Types of Variables - Definition
There are different characteristics of data that are used for analysis and machine learning.
One very fundamental characteristic is whether the data is numeric or a category defined by discrete values. Based on this, there are two main types:
Categorical data is any data that has discrete levels or categories. For example, the country of a customer. It can have only specific values out of all the countries of the world. Another example could be gender.
Within the categorical variables, we have three different types:
Nominal comes from "name". So, the 'Country' example mentioned above is nominal data. It literally gives the names of countries and does not have any inherent order to be maintained in the data.
Dichotomous data is that which has only two values. Gender is an example of dichotomous data
Ordinal variables are those that have discrete values with an inherent 'order' in them. For example income groups such a low, medium, high, or education level which consists of high school, graduation, post-graduation, Ph.D.

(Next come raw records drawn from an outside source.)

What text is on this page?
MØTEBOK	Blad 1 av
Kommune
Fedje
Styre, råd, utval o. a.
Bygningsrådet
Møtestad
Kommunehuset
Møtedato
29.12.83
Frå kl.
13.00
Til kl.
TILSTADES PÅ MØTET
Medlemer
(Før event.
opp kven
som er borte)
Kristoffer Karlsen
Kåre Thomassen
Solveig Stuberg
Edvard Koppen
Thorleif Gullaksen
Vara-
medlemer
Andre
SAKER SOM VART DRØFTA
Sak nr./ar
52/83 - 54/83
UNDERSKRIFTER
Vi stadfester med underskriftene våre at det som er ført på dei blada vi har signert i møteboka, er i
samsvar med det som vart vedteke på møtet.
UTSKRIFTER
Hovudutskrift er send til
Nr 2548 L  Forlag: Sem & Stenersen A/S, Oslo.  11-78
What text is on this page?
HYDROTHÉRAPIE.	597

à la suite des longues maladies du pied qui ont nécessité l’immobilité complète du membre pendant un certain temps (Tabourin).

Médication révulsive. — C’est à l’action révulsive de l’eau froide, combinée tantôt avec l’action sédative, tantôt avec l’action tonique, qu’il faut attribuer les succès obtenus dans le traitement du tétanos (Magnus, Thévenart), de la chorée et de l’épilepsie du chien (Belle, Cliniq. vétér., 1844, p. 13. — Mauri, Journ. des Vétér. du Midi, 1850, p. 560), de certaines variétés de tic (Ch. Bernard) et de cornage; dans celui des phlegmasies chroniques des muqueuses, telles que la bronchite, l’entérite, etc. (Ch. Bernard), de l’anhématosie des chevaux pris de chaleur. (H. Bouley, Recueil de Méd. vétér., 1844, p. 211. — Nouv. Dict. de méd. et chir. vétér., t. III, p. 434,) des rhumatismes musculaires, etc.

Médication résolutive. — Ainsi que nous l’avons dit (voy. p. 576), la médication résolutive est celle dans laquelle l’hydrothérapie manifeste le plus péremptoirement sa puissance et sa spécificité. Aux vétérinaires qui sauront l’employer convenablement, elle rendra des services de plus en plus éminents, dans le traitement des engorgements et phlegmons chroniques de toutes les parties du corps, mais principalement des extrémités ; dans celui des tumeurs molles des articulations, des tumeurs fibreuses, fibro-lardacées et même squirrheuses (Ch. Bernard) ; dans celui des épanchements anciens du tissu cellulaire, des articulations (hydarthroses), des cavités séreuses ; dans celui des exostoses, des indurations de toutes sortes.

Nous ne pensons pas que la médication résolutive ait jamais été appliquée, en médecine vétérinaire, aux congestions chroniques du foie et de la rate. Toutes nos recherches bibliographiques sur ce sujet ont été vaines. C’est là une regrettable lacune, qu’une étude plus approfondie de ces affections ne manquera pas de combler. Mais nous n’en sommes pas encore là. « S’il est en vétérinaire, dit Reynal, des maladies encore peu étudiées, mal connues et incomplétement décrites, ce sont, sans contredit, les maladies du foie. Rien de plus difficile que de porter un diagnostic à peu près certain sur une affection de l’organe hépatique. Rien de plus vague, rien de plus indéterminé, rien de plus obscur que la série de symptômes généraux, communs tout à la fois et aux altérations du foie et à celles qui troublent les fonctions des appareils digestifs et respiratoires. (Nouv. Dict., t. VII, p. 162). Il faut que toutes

Numeric data is data that speaks through numbers and is quantitative in nature.
Numeric data itself can be
Discrete data, as the term implies is numeric data that has only particular numbers allowed. Examples would be like the number of cars owned or the number of children. Usually, it is a set of discrete whole numbers.
Continuous data, on the other hand, are those that are numerically measured. It can have an infinite number of values. Typical examples for this are height, distance, age. They can have values like 1.235 meters or 43.234 years old etc.
Summarised in the figure below:
The type of variable influences your analysis, data preparation, and the machine learning algorithms that you use. Very essential to understand the type of your target variable and the independent variables, in order to use the right techniques.